La quarta parte della rassegna XX secolo – L’invenzione più bella inizia con il grande regista Roman Polanski. Dal 10 al 26 aprile, al cinema Quattro Fontane di Roma, infatti si potranno vedere alcune delle opere più importanti del cineasta. E non solo, contemporaneamente si potranno vedere anche alcuni capolavori del regista italiano Luchino Visconti.
Facciamo un excursus su Roman Polanski parlando dei suoi film più importanti in programma alla rassegna.
La vita e la carriera di Roman Polanski sono state segnate da grandi tragedie e trionfi artistici, in un continuo alternarsi di successo e rovina. Nato a Parigi in una famiglia ebraico-cattolica ma agnostica, si trasferisce insieme ai genitori a Cracovia poco prima dell’occupazione nazista. Una scelta fatale, che costerà la vita alla madre - deportata e uccisa ad Auschwitz - e causerà l’imprigionamento del padre a Mauthausen.
Con la fine della guerra, il giovane Polanski si diplomò alla Scuola di Cinema di ?ód?, iniziando in seguito la carriera da attore. Già durante gli anni di formazione i suoi cortometraggi si fecero notare, lasciando intravedere i futuri sviluppi del suo cinema: in questi piccoli esperimenti senza sonoro sono già presenti tematiche come la semplicità di un omicidio, la violenza, la presenza di forze misteriose e distruttive che sembrano governare tanto gli esseri umani quanto gli oggetti inanimati.
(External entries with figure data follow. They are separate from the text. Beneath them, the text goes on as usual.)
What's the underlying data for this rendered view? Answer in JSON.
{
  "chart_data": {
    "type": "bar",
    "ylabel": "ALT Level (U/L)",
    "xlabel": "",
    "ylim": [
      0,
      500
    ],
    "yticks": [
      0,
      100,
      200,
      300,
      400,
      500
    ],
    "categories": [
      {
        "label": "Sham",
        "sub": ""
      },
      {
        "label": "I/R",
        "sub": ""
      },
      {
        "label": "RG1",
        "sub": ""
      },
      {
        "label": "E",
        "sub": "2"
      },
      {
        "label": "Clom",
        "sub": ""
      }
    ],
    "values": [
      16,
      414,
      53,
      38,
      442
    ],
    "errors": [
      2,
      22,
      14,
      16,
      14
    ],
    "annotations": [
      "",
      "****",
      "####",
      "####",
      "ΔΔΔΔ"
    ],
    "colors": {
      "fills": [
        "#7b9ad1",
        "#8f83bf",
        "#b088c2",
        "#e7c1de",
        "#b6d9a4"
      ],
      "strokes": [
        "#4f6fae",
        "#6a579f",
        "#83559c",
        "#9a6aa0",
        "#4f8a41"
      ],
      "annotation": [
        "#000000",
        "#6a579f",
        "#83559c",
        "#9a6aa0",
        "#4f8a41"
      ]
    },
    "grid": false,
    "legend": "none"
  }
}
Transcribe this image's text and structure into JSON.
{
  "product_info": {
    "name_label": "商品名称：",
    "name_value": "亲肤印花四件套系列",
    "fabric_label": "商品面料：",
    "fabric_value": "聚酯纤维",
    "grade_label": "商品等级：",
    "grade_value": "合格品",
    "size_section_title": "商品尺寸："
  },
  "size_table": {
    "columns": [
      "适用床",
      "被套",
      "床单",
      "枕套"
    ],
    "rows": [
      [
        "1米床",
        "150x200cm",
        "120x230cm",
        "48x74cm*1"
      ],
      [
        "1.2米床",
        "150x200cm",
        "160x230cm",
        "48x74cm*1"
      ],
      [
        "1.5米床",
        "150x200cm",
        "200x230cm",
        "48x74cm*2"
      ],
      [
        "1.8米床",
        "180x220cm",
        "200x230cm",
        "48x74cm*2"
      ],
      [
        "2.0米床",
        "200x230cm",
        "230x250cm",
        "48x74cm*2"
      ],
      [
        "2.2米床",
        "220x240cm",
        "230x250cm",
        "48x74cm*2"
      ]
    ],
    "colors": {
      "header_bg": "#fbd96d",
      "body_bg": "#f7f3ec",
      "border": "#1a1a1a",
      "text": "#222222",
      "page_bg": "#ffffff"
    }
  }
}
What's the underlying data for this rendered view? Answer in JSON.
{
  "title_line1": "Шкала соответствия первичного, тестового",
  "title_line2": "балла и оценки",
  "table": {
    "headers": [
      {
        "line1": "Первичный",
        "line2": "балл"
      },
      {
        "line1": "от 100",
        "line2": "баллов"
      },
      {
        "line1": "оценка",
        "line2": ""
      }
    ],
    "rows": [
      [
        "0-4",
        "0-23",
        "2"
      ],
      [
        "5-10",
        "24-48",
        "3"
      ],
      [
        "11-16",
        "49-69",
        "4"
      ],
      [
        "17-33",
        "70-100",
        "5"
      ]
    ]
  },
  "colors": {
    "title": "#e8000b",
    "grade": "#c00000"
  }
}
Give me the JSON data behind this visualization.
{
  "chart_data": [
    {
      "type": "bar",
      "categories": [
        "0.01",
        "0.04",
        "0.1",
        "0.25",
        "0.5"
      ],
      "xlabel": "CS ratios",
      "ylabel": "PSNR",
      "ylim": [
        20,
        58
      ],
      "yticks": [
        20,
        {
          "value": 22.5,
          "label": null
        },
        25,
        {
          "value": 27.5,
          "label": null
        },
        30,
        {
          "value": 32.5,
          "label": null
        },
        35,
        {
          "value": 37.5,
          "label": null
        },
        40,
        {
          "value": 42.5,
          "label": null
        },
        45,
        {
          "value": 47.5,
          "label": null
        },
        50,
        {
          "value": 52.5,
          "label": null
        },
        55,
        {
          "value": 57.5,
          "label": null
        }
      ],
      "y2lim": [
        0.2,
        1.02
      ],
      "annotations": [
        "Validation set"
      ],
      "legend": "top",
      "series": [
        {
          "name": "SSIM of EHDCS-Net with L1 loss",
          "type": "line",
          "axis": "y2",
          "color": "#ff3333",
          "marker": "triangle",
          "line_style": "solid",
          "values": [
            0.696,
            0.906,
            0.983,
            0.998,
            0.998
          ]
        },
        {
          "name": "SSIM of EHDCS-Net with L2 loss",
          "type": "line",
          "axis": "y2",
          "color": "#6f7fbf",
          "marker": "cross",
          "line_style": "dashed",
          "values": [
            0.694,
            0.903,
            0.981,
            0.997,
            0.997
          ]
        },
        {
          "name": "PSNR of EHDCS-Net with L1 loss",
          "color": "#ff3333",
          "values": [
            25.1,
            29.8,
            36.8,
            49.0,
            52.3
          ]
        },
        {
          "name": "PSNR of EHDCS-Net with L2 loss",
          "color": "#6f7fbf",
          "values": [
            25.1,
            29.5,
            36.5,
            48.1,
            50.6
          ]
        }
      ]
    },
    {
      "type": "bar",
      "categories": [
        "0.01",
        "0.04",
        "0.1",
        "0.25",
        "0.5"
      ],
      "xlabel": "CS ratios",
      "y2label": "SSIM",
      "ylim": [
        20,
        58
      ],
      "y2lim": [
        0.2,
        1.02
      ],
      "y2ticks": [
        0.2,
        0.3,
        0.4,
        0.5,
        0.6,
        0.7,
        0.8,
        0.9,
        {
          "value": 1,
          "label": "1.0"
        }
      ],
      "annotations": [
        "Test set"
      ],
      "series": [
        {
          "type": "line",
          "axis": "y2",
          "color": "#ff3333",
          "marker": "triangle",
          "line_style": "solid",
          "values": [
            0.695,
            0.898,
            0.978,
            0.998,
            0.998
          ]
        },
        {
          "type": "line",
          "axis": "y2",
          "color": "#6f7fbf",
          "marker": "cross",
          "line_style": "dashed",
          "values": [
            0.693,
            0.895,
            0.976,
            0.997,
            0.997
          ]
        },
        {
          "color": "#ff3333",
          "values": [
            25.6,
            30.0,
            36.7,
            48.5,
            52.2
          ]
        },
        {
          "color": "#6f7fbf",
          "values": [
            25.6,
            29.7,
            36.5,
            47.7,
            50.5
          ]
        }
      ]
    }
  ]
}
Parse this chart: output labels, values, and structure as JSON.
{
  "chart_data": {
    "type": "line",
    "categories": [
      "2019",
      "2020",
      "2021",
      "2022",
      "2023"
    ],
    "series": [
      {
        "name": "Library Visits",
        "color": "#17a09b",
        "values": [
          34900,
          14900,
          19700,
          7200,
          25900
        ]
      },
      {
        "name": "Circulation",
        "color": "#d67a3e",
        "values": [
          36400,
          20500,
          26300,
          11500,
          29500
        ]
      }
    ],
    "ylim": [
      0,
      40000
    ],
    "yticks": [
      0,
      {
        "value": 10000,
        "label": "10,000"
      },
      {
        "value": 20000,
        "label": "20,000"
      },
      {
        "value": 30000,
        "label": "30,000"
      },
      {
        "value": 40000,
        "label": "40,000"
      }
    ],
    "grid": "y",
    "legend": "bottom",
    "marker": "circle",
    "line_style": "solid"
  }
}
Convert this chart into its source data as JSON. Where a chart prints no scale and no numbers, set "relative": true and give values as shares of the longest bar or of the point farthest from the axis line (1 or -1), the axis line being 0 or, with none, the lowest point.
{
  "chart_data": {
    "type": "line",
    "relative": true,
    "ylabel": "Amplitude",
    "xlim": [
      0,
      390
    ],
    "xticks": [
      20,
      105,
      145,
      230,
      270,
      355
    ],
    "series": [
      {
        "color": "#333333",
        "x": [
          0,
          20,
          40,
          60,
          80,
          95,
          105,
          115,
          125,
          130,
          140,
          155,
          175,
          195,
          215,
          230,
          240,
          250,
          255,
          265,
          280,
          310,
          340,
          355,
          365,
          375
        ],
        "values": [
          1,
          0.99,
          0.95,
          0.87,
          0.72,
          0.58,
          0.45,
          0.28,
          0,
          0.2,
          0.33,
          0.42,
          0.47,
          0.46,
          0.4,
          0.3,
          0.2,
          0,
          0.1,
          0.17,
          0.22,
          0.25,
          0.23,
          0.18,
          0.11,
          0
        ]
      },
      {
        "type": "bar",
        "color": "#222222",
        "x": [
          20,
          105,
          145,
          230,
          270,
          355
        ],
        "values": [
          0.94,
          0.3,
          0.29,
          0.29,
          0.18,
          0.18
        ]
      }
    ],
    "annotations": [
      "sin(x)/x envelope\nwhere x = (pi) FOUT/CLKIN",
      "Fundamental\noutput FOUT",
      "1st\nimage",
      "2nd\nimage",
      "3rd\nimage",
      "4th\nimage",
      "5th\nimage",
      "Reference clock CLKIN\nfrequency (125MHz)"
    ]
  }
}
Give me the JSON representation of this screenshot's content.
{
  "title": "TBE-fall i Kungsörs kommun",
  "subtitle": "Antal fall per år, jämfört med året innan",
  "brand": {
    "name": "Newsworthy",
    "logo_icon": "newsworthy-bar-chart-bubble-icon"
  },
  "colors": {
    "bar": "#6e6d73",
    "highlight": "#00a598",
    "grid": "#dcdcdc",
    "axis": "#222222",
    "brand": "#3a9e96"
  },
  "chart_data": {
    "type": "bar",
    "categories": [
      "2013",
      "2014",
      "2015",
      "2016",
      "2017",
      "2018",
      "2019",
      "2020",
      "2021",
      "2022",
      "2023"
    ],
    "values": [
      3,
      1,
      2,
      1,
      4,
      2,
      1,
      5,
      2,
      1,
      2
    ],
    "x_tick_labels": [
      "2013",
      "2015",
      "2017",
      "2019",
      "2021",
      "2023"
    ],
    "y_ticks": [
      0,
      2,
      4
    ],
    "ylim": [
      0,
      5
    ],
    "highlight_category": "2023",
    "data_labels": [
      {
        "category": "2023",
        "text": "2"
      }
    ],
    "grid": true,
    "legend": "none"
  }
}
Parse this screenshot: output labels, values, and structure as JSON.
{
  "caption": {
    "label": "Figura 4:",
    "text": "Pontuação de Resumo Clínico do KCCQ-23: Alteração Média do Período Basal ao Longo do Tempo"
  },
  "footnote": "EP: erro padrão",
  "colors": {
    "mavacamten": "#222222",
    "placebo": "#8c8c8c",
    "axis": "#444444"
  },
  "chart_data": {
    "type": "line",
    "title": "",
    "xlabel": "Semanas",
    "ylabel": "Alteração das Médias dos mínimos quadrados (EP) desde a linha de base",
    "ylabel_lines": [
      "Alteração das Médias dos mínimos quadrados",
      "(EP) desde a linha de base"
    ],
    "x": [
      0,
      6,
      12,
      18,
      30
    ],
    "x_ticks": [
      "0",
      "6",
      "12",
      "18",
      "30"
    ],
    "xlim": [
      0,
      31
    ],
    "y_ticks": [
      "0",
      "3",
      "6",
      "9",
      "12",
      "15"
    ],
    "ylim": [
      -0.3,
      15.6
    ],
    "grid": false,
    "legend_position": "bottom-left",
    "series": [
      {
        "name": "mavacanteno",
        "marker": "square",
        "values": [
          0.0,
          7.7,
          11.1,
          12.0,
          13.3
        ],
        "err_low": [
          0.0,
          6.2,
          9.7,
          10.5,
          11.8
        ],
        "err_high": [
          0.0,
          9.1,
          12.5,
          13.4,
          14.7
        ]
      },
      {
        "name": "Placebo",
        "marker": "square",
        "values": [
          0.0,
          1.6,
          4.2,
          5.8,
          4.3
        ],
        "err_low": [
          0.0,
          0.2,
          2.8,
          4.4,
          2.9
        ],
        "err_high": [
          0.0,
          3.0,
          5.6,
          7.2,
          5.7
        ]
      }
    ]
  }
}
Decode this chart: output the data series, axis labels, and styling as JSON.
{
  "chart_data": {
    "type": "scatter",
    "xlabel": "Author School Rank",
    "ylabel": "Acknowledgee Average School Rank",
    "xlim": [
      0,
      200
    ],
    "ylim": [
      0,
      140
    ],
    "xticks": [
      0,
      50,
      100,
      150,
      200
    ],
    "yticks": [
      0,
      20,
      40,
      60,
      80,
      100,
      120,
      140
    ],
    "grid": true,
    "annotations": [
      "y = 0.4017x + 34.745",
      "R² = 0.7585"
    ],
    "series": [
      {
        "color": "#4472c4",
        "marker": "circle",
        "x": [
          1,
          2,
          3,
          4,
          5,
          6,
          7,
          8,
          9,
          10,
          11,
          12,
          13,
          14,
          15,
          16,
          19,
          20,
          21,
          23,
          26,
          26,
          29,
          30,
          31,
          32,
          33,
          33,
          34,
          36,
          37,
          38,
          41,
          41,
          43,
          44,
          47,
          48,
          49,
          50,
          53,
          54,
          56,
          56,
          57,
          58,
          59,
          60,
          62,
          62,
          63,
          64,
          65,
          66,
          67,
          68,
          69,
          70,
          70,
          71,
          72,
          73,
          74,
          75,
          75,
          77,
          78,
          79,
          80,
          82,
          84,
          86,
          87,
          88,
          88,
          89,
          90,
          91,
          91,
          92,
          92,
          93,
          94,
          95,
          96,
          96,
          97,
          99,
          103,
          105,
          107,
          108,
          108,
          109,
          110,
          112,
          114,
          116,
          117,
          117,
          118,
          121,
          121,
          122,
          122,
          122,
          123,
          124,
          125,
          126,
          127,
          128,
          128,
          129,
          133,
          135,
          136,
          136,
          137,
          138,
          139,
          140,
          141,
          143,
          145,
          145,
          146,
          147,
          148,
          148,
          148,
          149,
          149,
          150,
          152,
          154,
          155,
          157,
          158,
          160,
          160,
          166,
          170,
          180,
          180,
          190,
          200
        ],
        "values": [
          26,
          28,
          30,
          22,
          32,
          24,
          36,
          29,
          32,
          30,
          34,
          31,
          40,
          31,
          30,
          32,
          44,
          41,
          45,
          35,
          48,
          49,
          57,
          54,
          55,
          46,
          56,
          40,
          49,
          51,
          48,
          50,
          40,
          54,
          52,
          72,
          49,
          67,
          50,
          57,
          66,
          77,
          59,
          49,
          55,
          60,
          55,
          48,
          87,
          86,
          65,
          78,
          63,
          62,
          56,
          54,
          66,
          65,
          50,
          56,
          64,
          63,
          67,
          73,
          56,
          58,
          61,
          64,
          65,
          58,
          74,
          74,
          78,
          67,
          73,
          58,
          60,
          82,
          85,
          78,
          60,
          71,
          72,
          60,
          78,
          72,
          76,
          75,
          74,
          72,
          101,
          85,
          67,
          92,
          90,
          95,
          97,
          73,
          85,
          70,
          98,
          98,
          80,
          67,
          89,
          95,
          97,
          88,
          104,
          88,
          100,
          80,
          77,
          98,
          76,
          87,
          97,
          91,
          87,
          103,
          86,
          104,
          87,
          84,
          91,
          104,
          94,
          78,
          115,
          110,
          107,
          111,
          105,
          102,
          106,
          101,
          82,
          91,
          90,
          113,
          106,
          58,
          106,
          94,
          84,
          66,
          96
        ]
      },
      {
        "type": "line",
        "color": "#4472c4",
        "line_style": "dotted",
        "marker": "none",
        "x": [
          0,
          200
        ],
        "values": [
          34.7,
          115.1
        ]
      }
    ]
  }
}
Compare anche la vena più surreale e destabilizzante della sua filmografia, affiancata da un lirismo che poche opere successive riusciranno a replicare.
L’esordio alla regia di un lungometraggio avviene nel 1962 con Il coltello nell’acqua, osteggiato dal governo per lo scarso impegno sociale ma candidato al premio Oscar come Miglior film straniero.
Dopo il trasferimento in Gran Bretagna si afferma nel panorama cinematografico internazionale grazie a Repulsion, Cul de sac e Per favore, non mordermi sul collo!, tre pellicole molto diverse fra loro ma unite dalla scrittura di Gérard Brach, che collabora alle sceneggiature. Primo capitolo della cosiddetta “trilogia dell’appartamento” - proseguita con Rosemary’s Baby e L’inquilino del terzo piano - Repulsion catapulta lo spettatore nella psiche di una donna che subisce violenza da parte di presenze inquietanti, dando forma a un horror psicologico d’ispirazione hitchcockiana, influenzato anche dal cinema surrealista di Buñuel. Cul de sac recupera invece il tono grottesco dei primi cortometraggi, unendolo alle dinamiche di potere presenti ne Il coltello nell’acqua, questa volta inserite in un canovaccio alla Aspettando Godot. Con Per favore, non mordermi sul collo! - parodia degli horror della Hammer - fa incursione nel cinema dell’autore una vena comica da cui scaturiscono risultati eccentrici. Sul set del film Polanski lavora con Sharon Tate, che un anno dopo sarebbe diventata sua moglie.